Laugh, I wept tears of laughter while I awaited the good doctor to examine himself and declare himself fit to continue the ride, there is no sympathy among us for the good doctors attention seeking annual crashes, he is the only one who has ever tumbled from the bike on any of our Old Gits Bike Weekends and he has managed to do it on all of the Old Gits Bike Weekends so far, he loses some skin off his knees and elbows but as the saying goes “Physician heal thyself” and we wait while he does, then we continue, laughing.
Along the clifftop at New Hartley and then down the links to Whitley Bay and we paused for a couple of minutes in front of what was the Queens Hotel, my old home for at least three years but now boarded up and forlorn on the headland, I told the stories of my breakfasts sat in the bay window surrounded by dogs and staring out across the North Sea but they weren’t interested and we pushed on, only two more miles to go now, a fine sunny day to be had and the whole afternoon to entertain ourselves in Tynemouth.
The arrival in Tynemouth was once again greeted by huge crowds, a fair and a musical stage, no they weren’t there to greet us, it was once again the annual Mouth of the Tyne Festival, we stopped on Front Street and were gently moved on by a policeman keen to not block the street and so on to the last 500 yards down to the official Sustrans sign at the place where the Coast to Coast and Coast and Castles routes meet, and then we had a quandary.
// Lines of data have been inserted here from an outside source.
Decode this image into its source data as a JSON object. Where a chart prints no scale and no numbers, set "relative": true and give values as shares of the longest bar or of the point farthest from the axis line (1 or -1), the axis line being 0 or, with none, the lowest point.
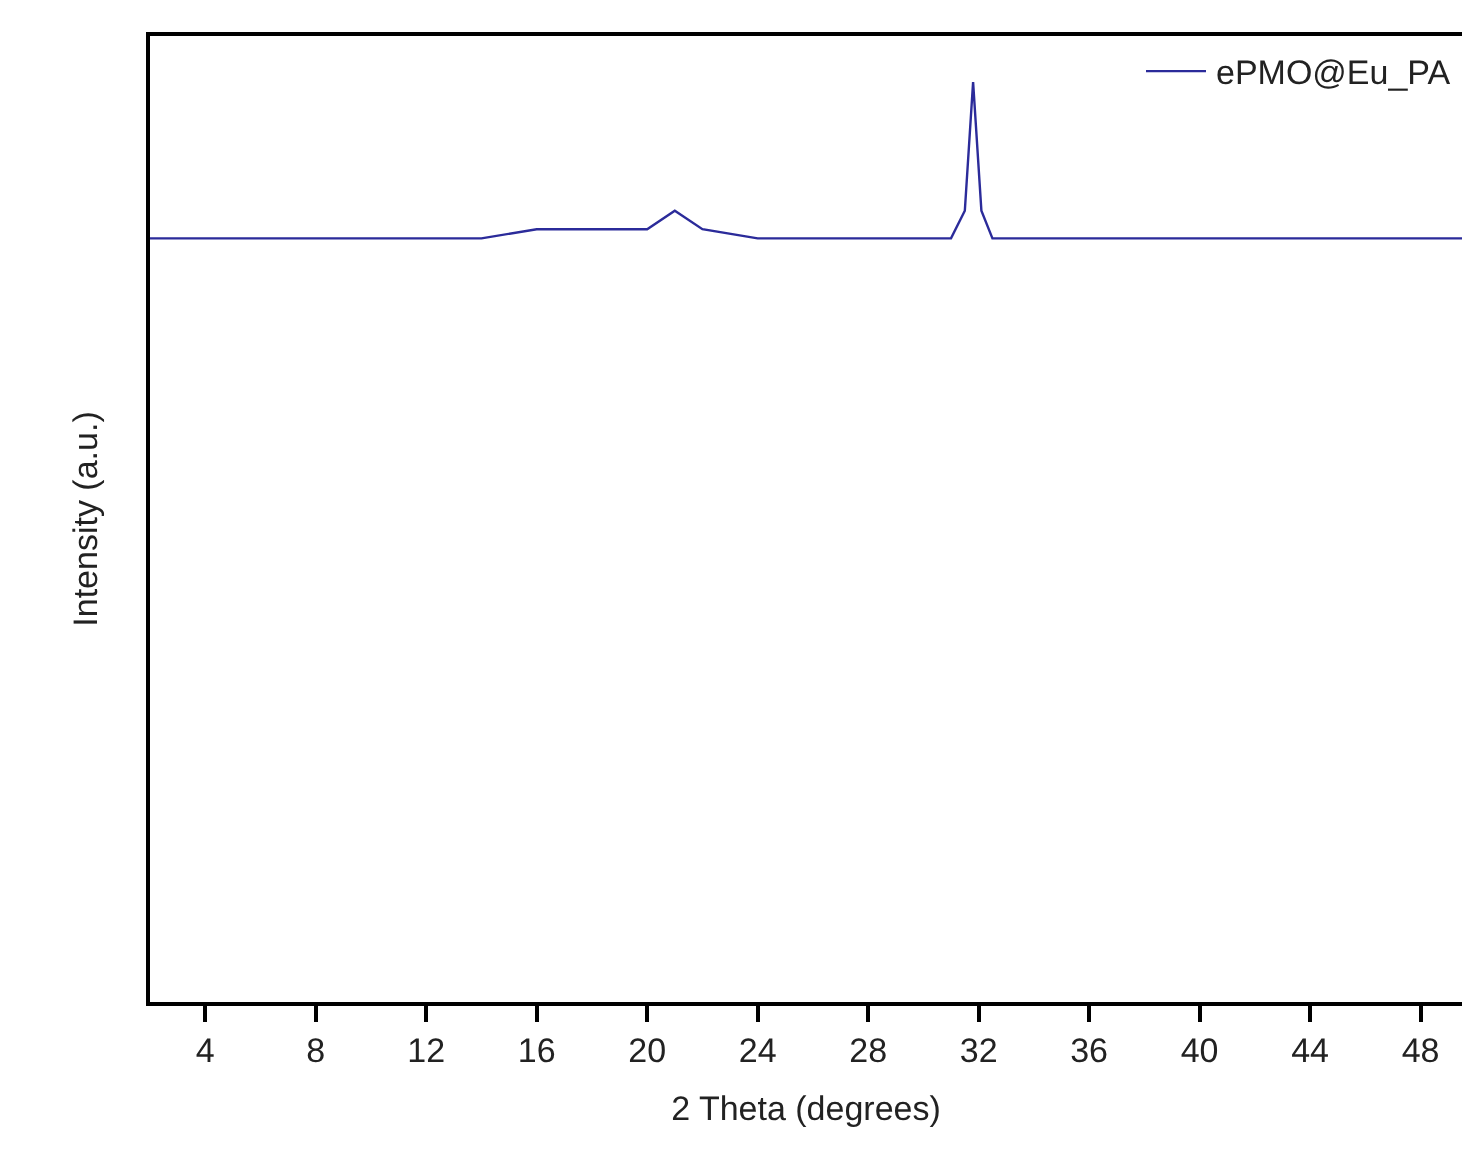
{
  "chart_data": {
    "type": "line",
    "xlabel": "2 Theta (degrees)",
    "ylabel": "Intensity (a.u.)",
    "relative": true,
    "xlim": [
      2,
      49.5
    ],
    "xticks": [
      4,
      8,
      12,
      16,
      20,
      24,
      28,
      32,
      36,
      40,
      44,
      48
    ],
    "legend": "top right",
    "grid": false,
    "marker": "none",
    "line_style": "solid",
    "series": [
      {
        "name": "ePMO@Eu_PA",
        "color": "#2b2b9a",
        "x": [
          2,
          4,
          6,
          8,
          10,
          12,
          14,
          16,
          18,
          20,
          21,
          22,
          24,
          26,
          28,
          29,
          30,
          31,
          31.5,
          31.8,
          32.1,
          32.5,
          34,
          36,
          38,
          40,
          42,
          44,
          46,
          48,
          49.5
        ],
        "values": [
          0.83,
          0.83,
          0.83,
          0.83,
          0.83,
          0.83,
          0.83,
          0.84,
          0.84,
          0.84,
          0.86,
          0.84,
          0.83,
          0.83,
          0.83,
          0.83,
          0.83,
          0.83,
          0.86,
          1,
          0.86,
          0.83,
          0.83,
          0.83,
          0.83,
          0.83,
          0.83,
          0.83,
          0.83,
          0.83,
          0.83
        ]
      }
    ]
  }
}
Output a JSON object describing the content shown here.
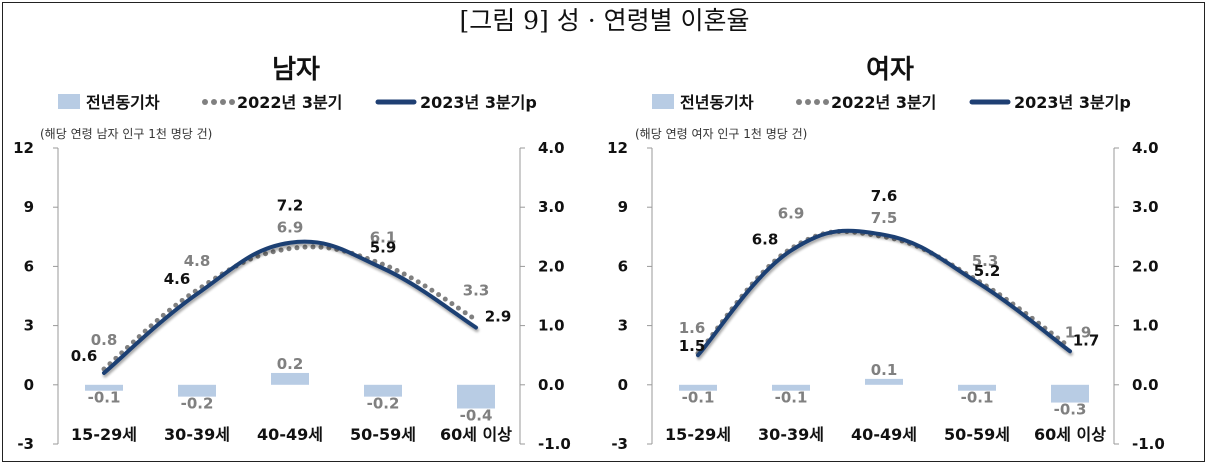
{
  "figure_title": "[그림 9] 성 · 연령별 이혼율",
  "colors": {
    "bar": "#b8cce4",
    "line2022": "#808080",
    "line2023": "#1f3f73"
  },
  "chart_data": [
    {
      "type": "bar+line",
      "title": "남자",
      "unit_note": "(해당 연령 남자 인구 1천 명당 건)",
      "legend": [
        "전년동기차",
        "2022년 3분기",
        "2023년 3분기p"
      ],
      "legend_placement": "top",
      "categories": [
        "15-29세",
        "30-39세",
        "40-49세",
        "50-59세",
        "60세 이상"
      ],
      "series": [
        {
          "name": "전년동기차",
          "axis": "right",
          "kind": "bar",
          "values": [
            -0.1,
            -0.2,
            0.2,
            -0.2,
            -0.4
          ],
          "labels": [
            "-0.1",
            "-0.2",
            "0.2",
            "-0.2",
            "-0.4"
          ]
        },
        {
          "name": "2022년 3분기",
          "axis": "left",
          "kind": "line-dotted",
          "values": [
            0.8,
            4.8,
            6.9,
            6.1,
            3.3
          ],
          "labels": [
            "0.8",
            "4.8",
            "6.9",
            "6.1",
            "3.3"
          ]
        },
        {
          "name": "2023년 3분기p",
          "axis": "left",
          "kind": "line",
          "values": [
            0.6,
            4.6,
            7.2,
            5.9,
            2.9
          ],
          "labels": [
            "0.6",
            "4.6",
            "7.2",
            "5.9",
            "2.9"
          ]
        }
      ],
      "ylim_left": [
        -3,
        12
      ],
      "yticks_left": [
        "12",
        "9",
        "6",
        "3",
        "0",
        "-3"
      ],
      "ylim_right": [
        -1,
        4
      ],
      "yticks_right": [
        "4.0",
        "3.0",
        "2.0",
        "1.0",
        "0.0",
        "-1.0"
      ],
      "grid": false
    },
    {
      "type": "bar+line",
      "title": "여자",
      "unit_note": "(해당 연령 여자 인구 1천 명당 건)",
      "legend": [
        "전년동기차",
        "2022년 3분기",
        "2023년 3분기p"
      ],
      "legend_placement": "top",
      "categories": [
        "15-29세",
        "30-39세",
        "40-49세",
        "50-59세",
        "60세 이상"
      ],
      "series": [
        {
          "name": "전년동기차",
          "axis": "right",
          "kind": "bar",
          "values": [
            -0.1,
            -0.1,
            0.1,
            -0.1,
            -0.3
          ],
          "labels": [
            "-0.1",
            "-0.1",
            "0.1",
            "-0.1",
            "-0.3"
          ]
        },
        {
          "name": "2022년 3분기",
          "axis": "left",
          "kind": "line-dotted",
          "values": [
            1.6,
            6.9,
            7.5,
            5.3,
            1.9
          ],
          "labels": [
            "1.6",
            "6.9",
            "7.5",
            "5.3",
            "1.9"
          ]
        },
        {
          "name": "2023년 3분기p",
          "axis": "left",
          "kind": "line",
          "values": [
            1.5,
            6.8,
            7.6,
            5.2,
            1.7
          ],
          "labels": [
            "1.5",
            "6.8",
            "7.6",
            "5.2",
            "1.7"
          ]
        }
      ],
      "ylim_left": [
        -3,
        12
      ],
      "yticks_left": [
        "12",
        "9",
        "6",
        "3",
        "0",
        "-3"
      ],
      "ylim_right": [
        -1,
        4
      ],
      "yticks_right": [
        "4.0",
        "3.0",
        "2.0",
        "1.0",
        "0.0",
        "-1.0"
      ],
      "grid": false
    }
  ]
}
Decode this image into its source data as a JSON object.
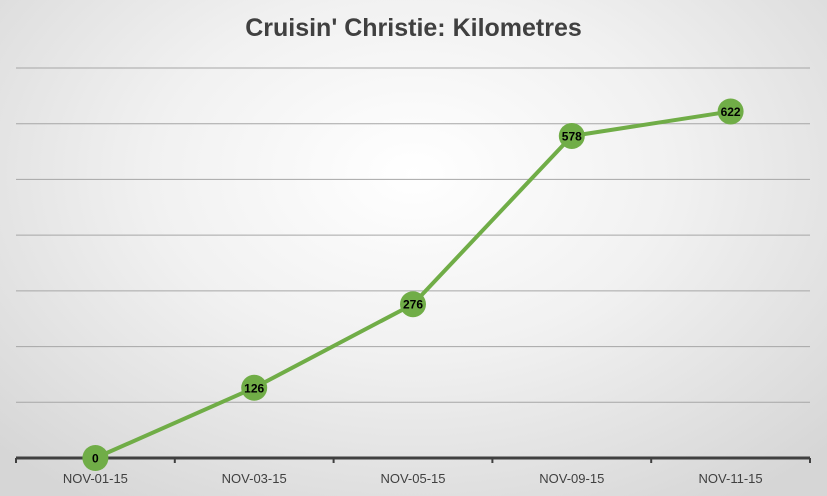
{
  "chart_data": {
    "type": "line",
    "title": "Cruisin' Christie: Kilometres",
    "categories": [
      "NOV-01-15",
      "NOV-03-15",
      "NOV-05-15",
      "NOV-09-15",
      "NOV-11-15"
    ],
    "series": [
      {
        "values": [
          0,
          126,
          276,
          578,
          622
        ]
      }
    ],
    "data_labels": [
      "0",
      "126",
      "276",
      "578",
      "622"
    ],
    "ylim": [
      0,
      700
    ],
    "y_gridline_step": 100,
    "y_tick_labels_shown": false,
    "grid": true,
    "legend": "none",
    "colors": {
      "line": "#70ad47",
      "marker": "#70ad47",
      "grid": "#a6a6a6",
      "axis": "#404040",
      "text": "#404040"
    }
  }
}
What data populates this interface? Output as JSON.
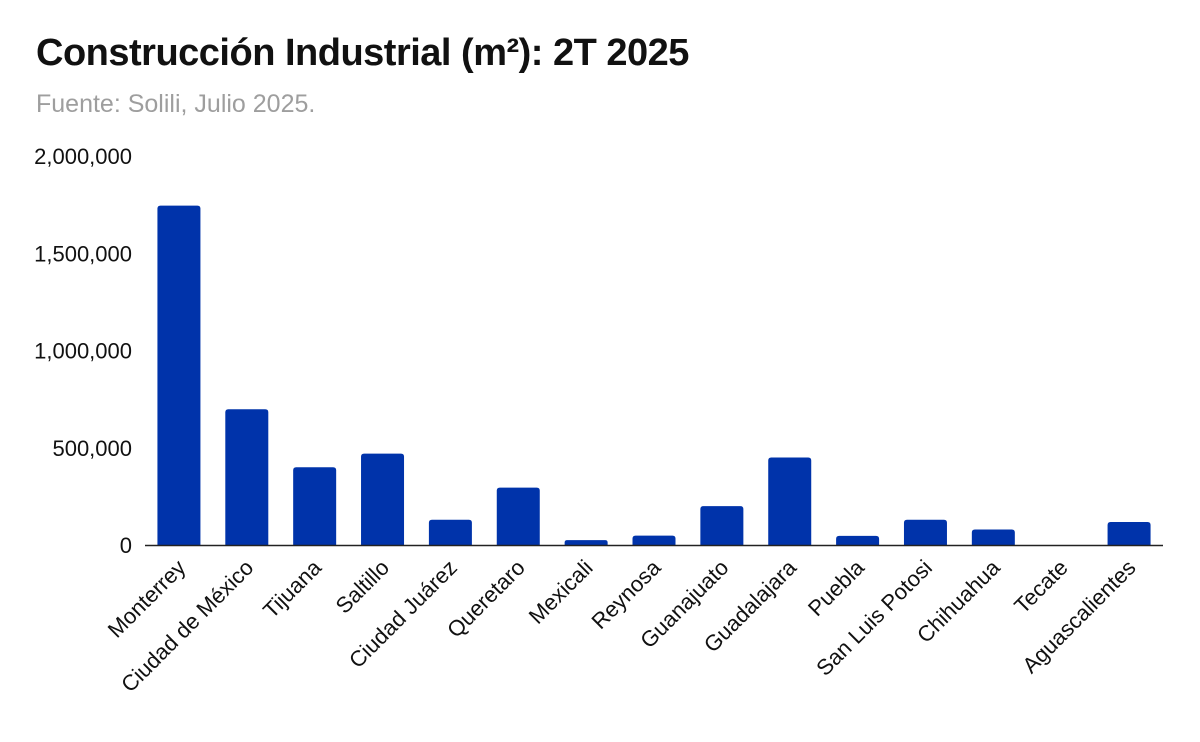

Rod the Medic is most insistent when he gets an idea into his head and some months ago he had urged us to continue on for another nine miles to reach Sunderland for it was in Sunderland that we had completed our first Coast to Coast bike ride and inside his head it all made perfect sense to “complete the circle”, not that it was a circle at all, but we got what he meant, it was symbolic and theres a good chance that next years Old Gits Bike Ride will start in Sunderland so he had a point.
And there was something else too, Rod the Medic wanted to go on the Shields ferry, the ferry boat that links North and South Shields across the Tyne, why I do not know, he stated as his influence the 1960s Michael Caine film “Get Carter” which features said ferry boat and the four minute cross-river journey seemed like some sort of epiphany moment to him, so we acquiesced , took the ferry, put a smile on his face and then rode another nine miles to our new finishing post – all for you Rodney, we did that last bit for you, don’t ask again, ok ?
And there we were, on the foreshore at Sunderland drinking beer in a pub on a warm summer afternoon pondering on another successful long distance bike ride in memory of Chris and to raise funds for the Sue Ryder Wheatfields Hospice, we shell out around £200 each for the privilege for these weekends are expensive things to arrange and anything left over in the kitty goes to the Hospice, plus the very generous (and always a surprise and pleasure) contributions from friends and family via the JustGiving web page, this year we should get to around £1000 which will pay for around three days care for one individual at the Hospice but more importantly leave us with a warm glow at having done something in his memory again.